After her mother’s death, Michelle admits that she was “very confused”. Written mere months after her mother’s passing, the themes of loss and grief set the narrative of Psychopomp. “I found it difficult to understand what this confusion meant. Psychopomp was written a year and a half ago, and I spent a year touring and talking about it. I had kids coming up to me after the show telling me: ‘This meant so much to me, I lost my mum a year ago, or three years ago, or I have a friend going through chemo right now. This has really helped me.’”

Michelle’s music is a story of personal growth, and how she deals with extreme trauma – emotionally, physically, spiritually. Today, we’re sitting in a beer garden in Shoreditch, on day two of Michelle’s UK and European press tour. It’s a sweltering May afternoon – with the temperature in the high 20s – and Michelle, dressed head-to-toe in black and wearing large shades, looks the image of a dark, gothic fairy. “I still have days where I don’t understand why my mother had to die,” she says. “I wish I could unsee a lot of things. The biggest trauma is when you’re the primary carer of someone you love and you slowly see that person’s body deteriorate in front of you. Sometimes, I relive moments very violently. It’s very hard to live with.
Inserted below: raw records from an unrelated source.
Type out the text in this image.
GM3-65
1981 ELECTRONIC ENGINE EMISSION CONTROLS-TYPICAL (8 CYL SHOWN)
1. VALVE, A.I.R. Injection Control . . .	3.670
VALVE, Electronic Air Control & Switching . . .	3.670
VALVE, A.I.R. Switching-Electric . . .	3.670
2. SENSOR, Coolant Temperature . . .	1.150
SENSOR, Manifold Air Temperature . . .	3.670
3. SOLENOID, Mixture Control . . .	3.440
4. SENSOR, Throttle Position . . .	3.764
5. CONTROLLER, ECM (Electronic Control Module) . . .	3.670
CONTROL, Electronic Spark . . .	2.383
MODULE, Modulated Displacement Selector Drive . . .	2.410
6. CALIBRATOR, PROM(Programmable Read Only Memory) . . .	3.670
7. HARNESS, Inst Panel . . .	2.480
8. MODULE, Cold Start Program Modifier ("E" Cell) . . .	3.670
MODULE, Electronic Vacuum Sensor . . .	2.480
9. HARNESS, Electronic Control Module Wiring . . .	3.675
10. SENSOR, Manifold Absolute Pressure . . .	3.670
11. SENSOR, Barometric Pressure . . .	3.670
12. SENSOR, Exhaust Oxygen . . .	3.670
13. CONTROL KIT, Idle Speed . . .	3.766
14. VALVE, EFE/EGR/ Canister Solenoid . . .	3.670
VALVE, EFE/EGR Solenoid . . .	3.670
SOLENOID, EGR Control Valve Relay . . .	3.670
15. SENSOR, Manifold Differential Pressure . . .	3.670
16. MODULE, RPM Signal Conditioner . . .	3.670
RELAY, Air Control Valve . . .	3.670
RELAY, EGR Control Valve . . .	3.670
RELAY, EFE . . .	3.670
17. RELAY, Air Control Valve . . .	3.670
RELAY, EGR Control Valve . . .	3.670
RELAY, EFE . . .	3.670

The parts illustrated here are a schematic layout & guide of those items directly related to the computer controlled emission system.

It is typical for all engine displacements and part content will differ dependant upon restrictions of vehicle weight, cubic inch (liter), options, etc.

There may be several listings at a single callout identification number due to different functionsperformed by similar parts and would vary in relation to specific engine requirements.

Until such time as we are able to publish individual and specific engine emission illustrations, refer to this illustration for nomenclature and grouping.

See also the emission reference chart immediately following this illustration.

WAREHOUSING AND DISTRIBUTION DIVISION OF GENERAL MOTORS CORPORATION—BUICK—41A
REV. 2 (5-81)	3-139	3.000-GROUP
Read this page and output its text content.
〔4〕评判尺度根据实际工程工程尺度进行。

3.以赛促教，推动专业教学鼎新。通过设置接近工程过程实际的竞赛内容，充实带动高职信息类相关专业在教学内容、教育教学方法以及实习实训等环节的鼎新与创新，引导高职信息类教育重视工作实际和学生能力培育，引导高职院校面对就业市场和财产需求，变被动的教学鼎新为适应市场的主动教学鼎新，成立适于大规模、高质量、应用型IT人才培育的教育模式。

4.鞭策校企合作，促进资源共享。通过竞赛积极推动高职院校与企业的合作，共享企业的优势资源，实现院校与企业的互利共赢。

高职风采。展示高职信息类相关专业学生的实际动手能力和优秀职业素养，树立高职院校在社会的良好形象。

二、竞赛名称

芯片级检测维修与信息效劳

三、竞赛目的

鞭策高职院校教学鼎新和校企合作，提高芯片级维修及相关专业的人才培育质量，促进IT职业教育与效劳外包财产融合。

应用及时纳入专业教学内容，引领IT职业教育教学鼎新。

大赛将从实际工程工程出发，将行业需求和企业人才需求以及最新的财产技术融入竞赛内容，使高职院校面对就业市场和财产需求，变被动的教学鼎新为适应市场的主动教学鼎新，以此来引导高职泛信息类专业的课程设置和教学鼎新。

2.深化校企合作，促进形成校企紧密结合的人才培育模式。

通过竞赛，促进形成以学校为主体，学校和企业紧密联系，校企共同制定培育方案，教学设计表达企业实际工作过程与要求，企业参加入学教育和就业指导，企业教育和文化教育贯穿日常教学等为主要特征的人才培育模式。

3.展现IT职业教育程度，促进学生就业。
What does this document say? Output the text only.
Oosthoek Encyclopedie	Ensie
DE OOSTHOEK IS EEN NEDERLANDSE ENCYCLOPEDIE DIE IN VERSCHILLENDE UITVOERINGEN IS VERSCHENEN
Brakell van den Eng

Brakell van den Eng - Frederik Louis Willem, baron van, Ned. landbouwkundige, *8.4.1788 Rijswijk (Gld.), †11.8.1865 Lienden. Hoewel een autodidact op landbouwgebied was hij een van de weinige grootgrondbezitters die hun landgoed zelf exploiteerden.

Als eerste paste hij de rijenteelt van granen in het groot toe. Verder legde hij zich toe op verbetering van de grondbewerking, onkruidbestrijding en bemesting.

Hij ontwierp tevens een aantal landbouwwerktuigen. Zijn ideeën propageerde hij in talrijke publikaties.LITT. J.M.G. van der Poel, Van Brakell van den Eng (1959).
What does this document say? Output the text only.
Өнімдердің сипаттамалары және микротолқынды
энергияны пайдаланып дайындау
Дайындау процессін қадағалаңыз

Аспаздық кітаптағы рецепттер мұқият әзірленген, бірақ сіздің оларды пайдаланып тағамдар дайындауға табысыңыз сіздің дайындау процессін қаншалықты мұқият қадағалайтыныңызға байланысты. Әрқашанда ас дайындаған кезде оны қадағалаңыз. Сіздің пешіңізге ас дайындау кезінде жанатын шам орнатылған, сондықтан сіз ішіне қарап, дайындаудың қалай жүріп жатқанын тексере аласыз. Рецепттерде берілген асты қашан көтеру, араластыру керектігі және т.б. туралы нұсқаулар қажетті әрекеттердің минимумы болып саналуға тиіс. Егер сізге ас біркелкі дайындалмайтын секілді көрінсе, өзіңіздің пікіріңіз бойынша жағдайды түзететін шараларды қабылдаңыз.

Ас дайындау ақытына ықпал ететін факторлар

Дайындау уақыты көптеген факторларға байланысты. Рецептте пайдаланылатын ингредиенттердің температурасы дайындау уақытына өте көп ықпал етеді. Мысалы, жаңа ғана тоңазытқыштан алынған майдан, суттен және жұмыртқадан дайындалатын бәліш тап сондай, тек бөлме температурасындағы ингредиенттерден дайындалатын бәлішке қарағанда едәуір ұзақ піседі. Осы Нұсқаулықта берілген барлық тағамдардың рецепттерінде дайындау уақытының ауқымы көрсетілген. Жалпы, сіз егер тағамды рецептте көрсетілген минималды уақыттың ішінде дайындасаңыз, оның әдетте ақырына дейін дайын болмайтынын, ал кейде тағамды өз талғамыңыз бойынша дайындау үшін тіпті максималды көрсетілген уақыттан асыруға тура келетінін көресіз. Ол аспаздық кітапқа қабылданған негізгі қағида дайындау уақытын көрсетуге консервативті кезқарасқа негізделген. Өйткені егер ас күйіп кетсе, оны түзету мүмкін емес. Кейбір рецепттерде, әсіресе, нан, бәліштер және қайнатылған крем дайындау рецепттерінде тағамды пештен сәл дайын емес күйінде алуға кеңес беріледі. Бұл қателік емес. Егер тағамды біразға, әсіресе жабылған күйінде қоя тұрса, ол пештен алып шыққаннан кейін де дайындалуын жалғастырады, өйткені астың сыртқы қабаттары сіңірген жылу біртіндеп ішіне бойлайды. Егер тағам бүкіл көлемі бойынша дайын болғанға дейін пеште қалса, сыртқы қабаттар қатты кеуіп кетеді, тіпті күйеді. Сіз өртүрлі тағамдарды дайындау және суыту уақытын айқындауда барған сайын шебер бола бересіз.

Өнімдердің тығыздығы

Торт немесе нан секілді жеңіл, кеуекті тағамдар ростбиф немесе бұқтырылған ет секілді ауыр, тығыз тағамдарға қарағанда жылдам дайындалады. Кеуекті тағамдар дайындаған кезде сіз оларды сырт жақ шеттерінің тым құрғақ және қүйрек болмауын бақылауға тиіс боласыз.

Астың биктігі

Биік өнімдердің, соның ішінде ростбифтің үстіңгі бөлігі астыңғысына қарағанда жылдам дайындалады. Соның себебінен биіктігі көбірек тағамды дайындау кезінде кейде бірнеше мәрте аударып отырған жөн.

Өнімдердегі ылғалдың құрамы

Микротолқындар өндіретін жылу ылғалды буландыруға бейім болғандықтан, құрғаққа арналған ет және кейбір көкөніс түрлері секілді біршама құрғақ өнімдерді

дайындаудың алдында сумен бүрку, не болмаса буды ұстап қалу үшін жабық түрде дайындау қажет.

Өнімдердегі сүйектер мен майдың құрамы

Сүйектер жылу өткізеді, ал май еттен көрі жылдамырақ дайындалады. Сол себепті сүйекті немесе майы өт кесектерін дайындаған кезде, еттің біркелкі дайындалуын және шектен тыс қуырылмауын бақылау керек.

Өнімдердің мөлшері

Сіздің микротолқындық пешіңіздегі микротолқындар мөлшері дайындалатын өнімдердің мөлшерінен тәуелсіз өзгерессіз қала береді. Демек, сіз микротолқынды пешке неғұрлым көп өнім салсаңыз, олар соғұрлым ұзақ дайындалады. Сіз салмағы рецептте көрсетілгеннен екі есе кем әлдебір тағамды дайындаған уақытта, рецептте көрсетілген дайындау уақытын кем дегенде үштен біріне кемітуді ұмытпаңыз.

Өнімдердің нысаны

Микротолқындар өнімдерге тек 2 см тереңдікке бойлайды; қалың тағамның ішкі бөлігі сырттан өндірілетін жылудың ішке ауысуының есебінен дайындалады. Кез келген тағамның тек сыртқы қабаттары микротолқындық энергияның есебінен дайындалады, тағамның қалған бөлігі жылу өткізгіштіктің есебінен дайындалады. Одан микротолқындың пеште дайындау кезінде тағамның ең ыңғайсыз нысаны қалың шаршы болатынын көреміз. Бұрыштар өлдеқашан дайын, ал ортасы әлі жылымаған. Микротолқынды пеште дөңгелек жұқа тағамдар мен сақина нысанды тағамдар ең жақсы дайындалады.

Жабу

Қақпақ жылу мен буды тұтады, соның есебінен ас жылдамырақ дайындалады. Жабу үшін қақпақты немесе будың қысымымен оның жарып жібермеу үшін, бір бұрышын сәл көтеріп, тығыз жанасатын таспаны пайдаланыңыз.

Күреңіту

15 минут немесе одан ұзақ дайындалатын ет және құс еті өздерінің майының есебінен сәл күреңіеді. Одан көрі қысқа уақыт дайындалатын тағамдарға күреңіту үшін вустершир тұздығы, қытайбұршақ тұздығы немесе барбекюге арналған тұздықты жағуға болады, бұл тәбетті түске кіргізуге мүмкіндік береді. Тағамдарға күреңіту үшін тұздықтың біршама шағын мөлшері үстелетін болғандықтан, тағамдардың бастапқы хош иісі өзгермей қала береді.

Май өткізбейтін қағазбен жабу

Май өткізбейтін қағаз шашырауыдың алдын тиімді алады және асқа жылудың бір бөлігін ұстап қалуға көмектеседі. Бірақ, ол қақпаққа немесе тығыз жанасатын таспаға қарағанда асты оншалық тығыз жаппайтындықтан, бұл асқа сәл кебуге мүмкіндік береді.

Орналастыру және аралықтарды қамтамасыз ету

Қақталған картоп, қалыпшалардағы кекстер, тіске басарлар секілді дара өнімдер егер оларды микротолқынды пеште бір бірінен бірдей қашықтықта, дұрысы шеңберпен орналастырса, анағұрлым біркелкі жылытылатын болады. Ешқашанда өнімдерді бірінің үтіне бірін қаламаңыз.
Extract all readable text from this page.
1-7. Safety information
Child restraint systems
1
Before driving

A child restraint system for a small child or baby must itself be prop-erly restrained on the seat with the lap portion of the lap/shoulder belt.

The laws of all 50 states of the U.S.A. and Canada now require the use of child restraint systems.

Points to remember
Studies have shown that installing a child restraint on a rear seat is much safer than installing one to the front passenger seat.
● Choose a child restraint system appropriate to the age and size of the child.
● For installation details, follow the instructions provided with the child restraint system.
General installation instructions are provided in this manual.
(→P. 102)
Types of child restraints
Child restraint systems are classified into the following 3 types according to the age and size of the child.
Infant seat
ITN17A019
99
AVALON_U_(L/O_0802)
I don’t hear people talking about that kind of trauma.”

Psychopomp is a record made as catharsis; it weaves love and loss, devastation and devotion, and recalls the glistening shoegaze pop of Waxahatchee and Yumi Zouma. Her solo effort is a departure from her previous work in the indie-rock, punk-influenced band, Little Big League. Due out next month, Michelle’s next record, Soft Sounds From Another Planet, draws on the same core of songwriting inspiration as her first album – her mother. While Psychopomp explores the death of her mother, Soft Sounds examines the immediate aftermath of that trauma – where the grief has gone and in its place is a desire to get closer to her mother by rediscovering her cultural roots.”